GL: Well another aspect of project management, as I alluded to previously, is selecting the right vendors. Many vendors have varying strengths and weaknesses so it’s important to ensure they are extremely qualified. Additionally, you have IRT (Interactive Response Technology), which also plays a crucial role in choosing the right partner. It enables you to gather the requirements for the protocol, validate it, launch it, and then monitor the system throughout the lifecycle of the study. So it’s not just the recruitment of the vendors and developing a robust system, you also need to have the experience to program your re-supply algorithms, while ensuring you’re not over exhausting your supplies or shorting out. Imagine if you built the system wrong and you were randomizing your subjects incorrectly – that could have a major impact on your study.

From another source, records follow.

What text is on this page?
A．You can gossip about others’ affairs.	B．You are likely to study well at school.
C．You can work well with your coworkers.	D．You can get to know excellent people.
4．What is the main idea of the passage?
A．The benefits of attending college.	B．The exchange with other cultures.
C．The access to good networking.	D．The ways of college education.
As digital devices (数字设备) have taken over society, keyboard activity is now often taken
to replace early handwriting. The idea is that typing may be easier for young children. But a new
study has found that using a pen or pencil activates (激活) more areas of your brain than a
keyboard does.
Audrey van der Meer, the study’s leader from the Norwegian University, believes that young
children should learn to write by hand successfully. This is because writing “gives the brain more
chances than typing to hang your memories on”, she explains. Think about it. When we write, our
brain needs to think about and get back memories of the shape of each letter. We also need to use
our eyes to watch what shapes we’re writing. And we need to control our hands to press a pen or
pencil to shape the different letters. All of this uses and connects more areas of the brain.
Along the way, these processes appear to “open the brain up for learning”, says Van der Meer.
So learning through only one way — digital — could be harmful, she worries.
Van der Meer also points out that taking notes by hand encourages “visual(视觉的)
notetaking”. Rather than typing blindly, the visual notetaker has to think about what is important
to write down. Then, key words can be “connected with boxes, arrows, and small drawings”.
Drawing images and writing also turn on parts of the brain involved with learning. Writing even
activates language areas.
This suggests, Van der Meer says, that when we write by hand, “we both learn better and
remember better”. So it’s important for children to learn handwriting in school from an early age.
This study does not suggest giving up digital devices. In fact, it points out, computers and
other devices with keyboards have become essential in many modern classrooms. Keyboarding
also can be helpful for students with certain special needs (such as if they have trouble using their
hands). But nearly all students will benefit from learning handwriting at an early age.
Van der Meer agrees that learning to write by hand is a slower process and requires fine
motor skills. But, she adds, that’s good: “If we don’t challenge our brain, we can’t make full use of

CTA: What challenges do you face when shipping trial materials?

GL: While shifting products from Point A to Point B in a regional study is much simpler, moving a shipment globally is where things get more complicated. In international shipments, you have think about import/export requirements, the rules and regulations for each country, and timelines. Furthermore, you have to gauge what your buffer levels will be from your depot to the site. This is all the while ensuring your supply chain is uninterrupted, unadulterated, and on time in order for subjects to be dosed.

CTA: When a trial is underway, how do you deal with and manage unforeseen events, such as protocol amendments?

GL: You have to be prepared for changes; nothing is ever static. When it comes to protocol amendments, depending on the magnitude of the change, it may impact your IRT system or even your packaging. In these instances, you always have to change your control process. When there’s a protocol amendment, we create certain systems and processes that give us more leeway to address these changes. For instance, we can have a simple request form that contains key enrolment details. When changes are made in enrolment, they’re noted in that document, and from that point we have to determine what impact that will have on the study, our IRT systems as well as our timelines. So there needs to be a constant flow of information and communication between all parties involved.

CTA: What advice would you give to fellow professionals working in a similar environment?

GL: As what we do is so specialised, there really isn’t a set curriculum you can defer to that will prepare you for this. In many companies, there are certain functions that are separated, for instance, you may have a team that’s solely responsible for IRT systems, or forecasting, and so forth. In our organization it’s different as you have to be well versed in all areas. When managing all aspects of the clinical supply chain, I would say a lot depends on experience, but in a role such as this, you need to have a project management skill set.